People often ask me why I became a writer and where I got my inspiration for the Legends of Ansu series. The obvious answers are: books, a warped and rampant imagination, and the stubborn determination to avoid getting another proper job. Been there – done that. A more subliminal response would be a daily consumption of M&M’s: Music and Movies. Both were key to my becoming an author. And song and screen still fuel this dizzy writer’s head with wild and woolly notions.

During my childhood my parents went through a classical music phase. It didn’t last long. The telly was banned, the birds were told to stop tweeting each other in the garden (they caught on to SM long before the rest of us, btw.) All household deliveries were postponed and the dogs were given a large cow bone and told to sit quietly in the corner. I, whilst dutifully honoring the noise curfew, usually claimed a place in the comfy chair, sipped tea, fussed the cat and watched the flames flicker orange inside the badly tiled fireplace. A therapeutic process, enabling my mind wander down dreamy roads under the heady influence of Rimsky-Korsakov’s Scheherazade, Holst’s The Planets, or else Rachmaninov, Grieg’s Peer Gynt, et cetera.

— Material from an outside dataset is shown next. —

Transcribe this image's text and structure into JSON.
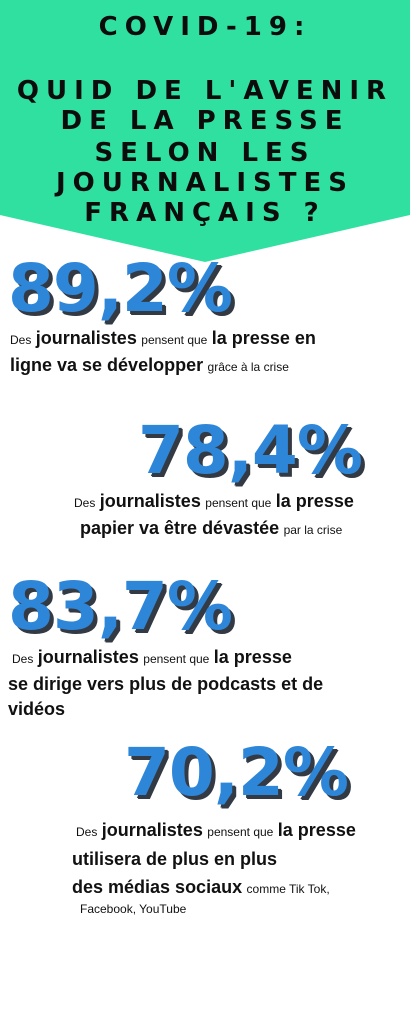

Back then the music guided my thought. Sinbad’s voyage saw me sailing through tumultuous seas, Tchaikovsky’s Romeo and Juliet had me fighting the fiery Tybalt, whilst Juliet (aka that girl I liked up the lane) watched on in swooning adoration. Finlandia’s watery notes had me drifting through distant realms. Whilst visiting these other worlds I would encounter sad-eyed elves, fight goblins, and discover I was a direct descendant of Strider, and therefore legitimate heir to the throne of Gondor.

The roving, unlicensed imagination of a child holds no boundaries. This brief classical period in my own childhood faded like the memory of summer on a february morn. My dad discovered wallpapering whilst mother walked the dogs. I morphed into a surly teen, lurking moody in my bedroom, reading Moorcock and blasting out Zeppelin, Floyd and Mike Oldfield’s Tubular Bells until I was hollered into surly silence.

As a writer music has always helped me visualize, plot, (unconsciously) and create scenes, whilst absorbing inspiration through the rhythmic dance of crotchet, minim and quaver. But though music creates the mood and frees the mind from virtual traffic, movies capture our imagination in different ways. Their visual impact, whilst demanding our complete attention, allow escapism as we become one with the black box commanding our attention. Classics like Cleopatra, El Cid and Ben Hur enthralled me as a kid, as did Far from the Madding Crowd, (nothing to do with Julie Christie) Waterloo, Zulu, The Great Escape and many many more.

Then every now and then you get a movie with a great score. This is when the magic happens. Whether it’s exciting (633 Squadron,) stirring, Laurence of Arabia, or evocative, Out of Africa, and son on. The right combination of action, drama and music amounts satisfaction overload.

I remember the first time I saw The Last of the Mohicans back in 1992. I was blown away by Daniel Day-Lewis’s Hawkeye charging directly at the camera. A great action movie, shot amongst the stunning backdrop of the Smoky Mountains, and enhanced by the soft haunting tones of Clannad’s Maire Brennan. You can almost smell the passion in that movie when Cora is taken from Hawkeye during the waterfall scene. He tells her to ‘Stay alive’ whilst Maire floats in with: ‘No matter where you go I will find you, if it takes a thousand years…’ Powerful stuff!

Lewis’s brilliant portrayel of Dafoe’s Hawkeye was the inspiration for my character Corin an Fol. I’d just started writing in my truck, had Corin’s image in my head. Then I saw Hawkeye in that movie and something clicked (the same face of the character I’d recently found inside my head.Weird!) Later, Madelene Stowe’s doe-eyed Cora blended into a girl I once knew. The result was fey, headstrong Shallan in Legends of Ansu.

Another example of harmonic balance between movie and music was Howard Shore’s composition througout Jackson’s The Lord of the Rings trilogy. His music gave so much to those films, as did Enya, Cerys Matthews and (particularly for me) Annie Lennox singing – Into The West.

I cannot write with music in the background, and would most likes smash the telly with a hammer were someone to switch it on whilst I’m in the zone. That said, when off duty they are (for me) the perfect combination for imagination overload. ‘Ground Control to Major Tom’. Enough said. J.W.W.